Julia Willett ’20
While detention camps for the Uyghur ethnic minority in China’s Xinjiang region face increasing criticism from the international community, China continues to deny any wrongdoing. It’s the 21st century, and it’s hard to believe that after all we have learned and experienced throughout history, cultural genocide is happening in a nation we refer to as “developed.”
Xinjiang is the largest province in China, bordering Mongolia, Russia, Kazakhstan, Kyrgyzstan, Tajikistan, Afghanistan, Pakistan, and India. It is home to many minority ethnic groups, the largest being the Uyghurs (10 million), a Muslim Turkish ethnic group. Many Uyghurs do not consider Xinjiang to be a legitimate part of mainland China due to differences in language, culture, religion, and even timezone.
The violence and oppression against the Uyghur population is a result of the Chinese government’s fear that the Uyghurs could harbor extremist Islamic beliefs and be a threat to Chinese society. For example, in 2014, Uyghur militants set up a bomb in a train station in Urumqi, the capital of Xinjiang. And in 2015, 18 people were killed when tensions between Muslim Uyghurs and Han Chinese boiled over.
The infamous detention camps were created by the Xinjiang Ministry of Justice to “wash brains, cleanse hearts, support the right, and remove the wrong,” as shown in the Xinjiang Papers uncovered by the New York Times. One is not even free outside of the camps – surveillance cameras and police checkpoints line every street.
The government argues that this is a reasonable practice to root out extremism, but that could not be further from the truth. According to the international NGO Human Rights Watch, over 100,000 Uyghurs are being detained in camps without a proper trial to prove their connection to terrorism. There, they are deprived of even the most basic amenities, such as food or sleep, with no guarantee of trial or release. Some detainees have even claimed they have been subject to physical and psychological torture.
China has attempted to keep this information away from the eyes of the international community. When soccer player Mesut Özil criticized the Muslim detention camps, for example, the Chinese administration immediately fired back by refusing to broadcast soccer games involving his team, Arsenal.
While individuals and organizations around the world have criticized the Chinese government’s actions, no foreign country has taken significant steps to intervene in the situation, fearing retaliation from one of the world’s greatest economic powerhouses.
People around the world need to be more aware of the Uyghur camps being operated by the Chinese government.
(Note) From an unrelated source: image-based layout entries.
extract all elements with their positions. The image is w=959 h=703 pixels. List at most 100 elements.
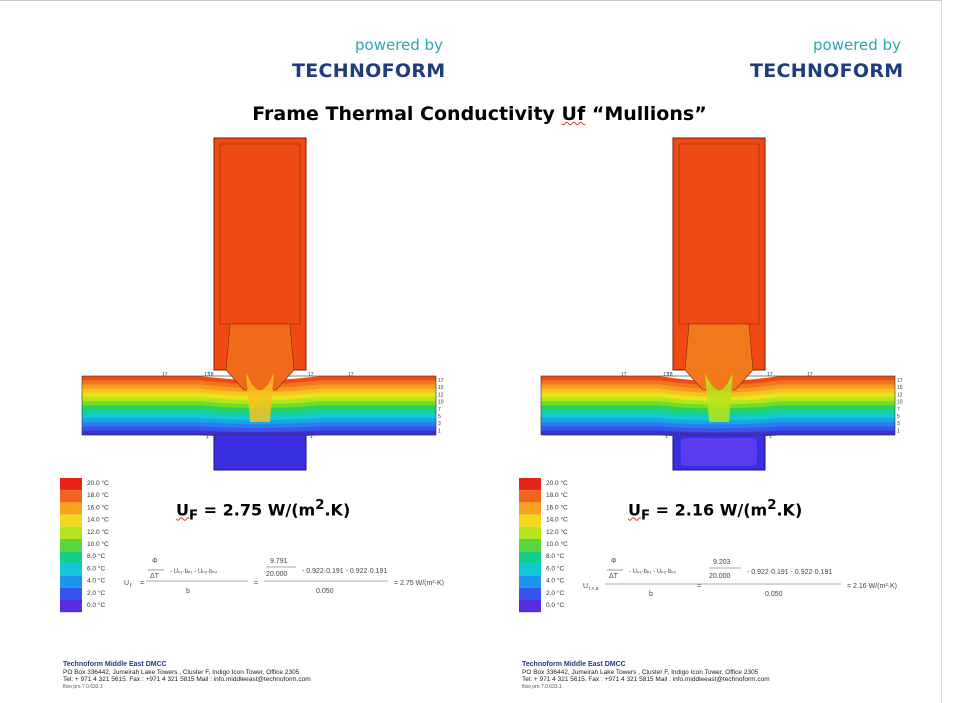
svg-text:18: 18 (208, 372, 214, 378)
uf-symbol: U (628, 500, 641, 519)
svg-text:10.0 °C: 10.0 °C (87, 540, 109, 548)
svg-text:1: 1 (665, 434, 668, 440)
svg-text:8.0 °C: 8.0 °C (87, 552, 105, 560)
svg-text:12: 12 (897, 392, 903, 398)
svg-text:20.0 °C: 20.0 °C (87, 479, 109, 487)
svg-text:1: 1 (310, 434, 313, 440)
thermal-diagram-right: 171718171717171515121210107755331111 (539, 132, 909, 472)
svg-text:2.0 °C: 2.0 °C (87, 589, 105, 597)
formula-num: 9.791 (270, 558, 288, 565)
formula-lhs-sub: f,A,B (589, 586, 599, 591)
svg-text:8.0 °C: 8.0 °C (546, 552, 564, 560)
logo-right-technoform: TECHNOFORM (750, 60, 904, 82)
formula-den: 20.000 (266, 571, 288, 578)
uf-subscript: F (189, 509, 198, 524)
svg-text:3: 3 (897, 421, 900, 427)
svg-text:10: 10 (897, 400, 903, 406)
svg-text:17: 17 (438, 378, 444, 384)
svg-text:17: 17 (897, 378, 903, 384)
svg-text:18.0 °C: 18.0 °C (546, 491, 568, 499)
thermal-diagram-left: 171718171717171515121210107755331111 (80, 132, 450, 472)
svg-text:3: 3 (438, 421, 441, 427)
svg-text:4.0 °C: 4.0 °C (546, 577, 564, 585)
uf-value-left: UF = 2.75 W/(m2.K) (176, 498, 350, 524)
uf-unit-end: .K) (776, 500, 802, 519)
formula-bval: 0.050 (316, 588, 334, 595)
logo-right-powered-by: powered by (813, 36, 901, 54)
footer-company: Technoform Middle East DMCC (63, 661, 311, 669)
svg-text:16.0 °C: 16.0 °C (546, 503, 568, 511)
svg-text:5: 5 (438, 414, 441, 420)
formula-lhs: U (124, 580, 129, 587)
footer-company: Technoform Middle East DMCC (522, 661, 770, 669)
formula-phi: Φ (611, 558, 617, 565)
svg-text:18.0 °C: 18.0 °C (87, 491, 109, 499)
svg-text:0.0 °C: 0.0 °C (546, 601, 564, 609)
uf-value-right: UF = 2.16 W/(m2.K) (628, 498, 802, 524)
uf-unit-end: .K) (324, 500, 350, 519)
svg-text:20.0 °C: 20.0 °C (546, 479, 568, 487)
svg-text:2.0 °C: 2.0 °C (546, 589, 564, 597)
formula-result: = 2.75 W/(m²·K) (394, 580, 444, 587)
footer-version: flixo pro 7.0.633.1 (522, 684, 770, 692)
svg-text:14.0 °C: 14.0 °C (87, 516, 109, 524)
svg-text:10.0 °C: 10.0 °C (546, 540, 568, 548)
svg-text:15: 15 (897, 385, 903, 391)
svg-text:12: 12 (438, 392, 444, 398)
formula-phi: Φ (152, 558, 158, 565)
svg-text:17: 17 (807, 372, 813, 378)
footer-left: Technoform Middle East DMCC PO Box 33644… (63, 661, 311, 691)
svg-text:15: 15 (438, 385, 444, 391)
svg-text:5: 5 (897, 414, 900, 420)
svg-text:17: 17 (767, 372, 773, 378)
svg-text:7: 7 (897, 407, 900, 413)
title-text-2: “Mullions” (585, 103, 706, 125)
logo-left-technoform: TECHNOFORM (292, 60, 446, 82)
formula-rest: - 0.922·0.191 - 0.922·0.191 (302, 568, 387, 575)
title-text-1: Frame Thermal Conductivity (252, 103, 561, 125)
top-border (0, 0, 942, 1)
footer-version: flixo pro 7.0.633.1 (63, 684, 311, 692)
formula-eq-2: = (254, 580, 258, 587)
footer-right: Technoform Middle East DMCC PO Box 33644… (522, 661, 770, 691)
svg-text:6.0 °C: 6.0 °C (87, 564, 105, 572)
footer-contact: Tel: + 971 4 321 5615. Fax : +971 4 321 … (522, 676, 770, 684)
logo-left-powered-by: powered by (355, 36, 443, 54)
formula-terms: - Uₚ₁·bₚ₁ - Uₚ₂·bₚ₂ (170, 569, 218, 575)
svg-text:14.0 °C: 14.0 °C (546, 516, 568, 524)
svg-text:17: 17 (348, 372, 354, 378)
uf-formula-right: U f,A,B Φ ΔT - Uₚ₁·bₚ₁ - Uₚ₂·bₚ₂ b₟ = 9.… (579, 548, 919, 620)
uf-formula-left: U f = Φ ΔT - Uₚ₁·bₚ₁ - Uₚ₂·bₚ₂ b₟ = 9.79… (120, 548, 460, 620)
svg-text:18: 18 (667, 372, 673, 378)
footer-contact: Tel: + 971 4 321 5615. Fax : +971 4 321 … (63, 676, 311, 684)
formula-lhs-sub: f (130, 583, 132, 589)
page-title: Frame Thermal Conductivity Uf “Mullions” (0, 103, 959, 125)
svg-text:4.0 °C: 4.0 °C (87, 577, 105, 585)
formula-dt: ΔT (150, 573, 160, 580)
svg-text:12.0 °C: 12.0 °C (546, 528, 568, 536)
formula-bval: 0.050 (765, 591, 783, 598)
svg-text:16.0 °C: 16.0 °C (87, 503, 109, 511)
formula-result: = 2.16 W/(m²·K) (847, 583, 897, 590)
svg-text:7: 7 (438, 407, 441, 413)
svg-text:12.0 °C: 12.0 °C (87, 528, 109, 536)
formula-num: 9.203 (713, 559, 731, 566)
formula-lhs: U (583, 583, 588, 590)
svg-text:1: 1 (438, 428, 441, 434)
svg-text:1: 1 (897, 428, 900, 434)
svg-text:6.0 °C: 6.0 °C (546, 564, 564, 572)
svg-text:17: 17 (162, 372, 168, 378)
formula-rest: - 0.922·0.191 - 0.922·0.191 (747, 569, 832, 576)
footer-address: PO Box 336442, Jumeirah Lake Towers , Cl… (522, 669, 770, 677)
uf-number: = 2.16 W/(m (650, 500, 767, 519)
svg-text:1: 1 (769, 434, 772, 440)
svg-text:17: 17 (308, 372, 314, 378)
svg-text:10: 10 (438, 400, 444, 406)
title-text-uf: Uf (562, 103, 586, 125)
uf-subscript: F (641, 509, 650, 524)
formula-eq-1: = (140, 580, 144, 587)
uf-symbol: U (176, 500, 189, 519)
formula-den: 20.000 (709, 573, 731, 580)
formula-bf: b₟ (186, 588, 190, 595)
formula-terms: - Uₚ₁·bₚ₁ - Uₚ₂·bₚ₂ (629, 569, 677, 575)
Nations must also stand up to human rights violations wherever they occur. There is no way that the Uyghurs can be helped from within China, as they and their allies lack access to the press and media. Consequently, foreign intervention is the only way to stop the abuses being perpetrated against them.
Since the press in China is controlled by the government, the majority of the Chinese population is oblivious to what is going on inside the camps. Most citizens believe that people in Xinjiang are living a decent life, and that those confined to camps must be dangerous terrorists because they are Muslims.
The fact that the Chinese government is willing to place innocent individuals in detention camps simply because of their cultural background demonstrates the government’s willingness to oppress its people in order to prevent “division” within the nation. Unless others around the world stand up, the rights of the Uyghurs will continue to be trampled and violated.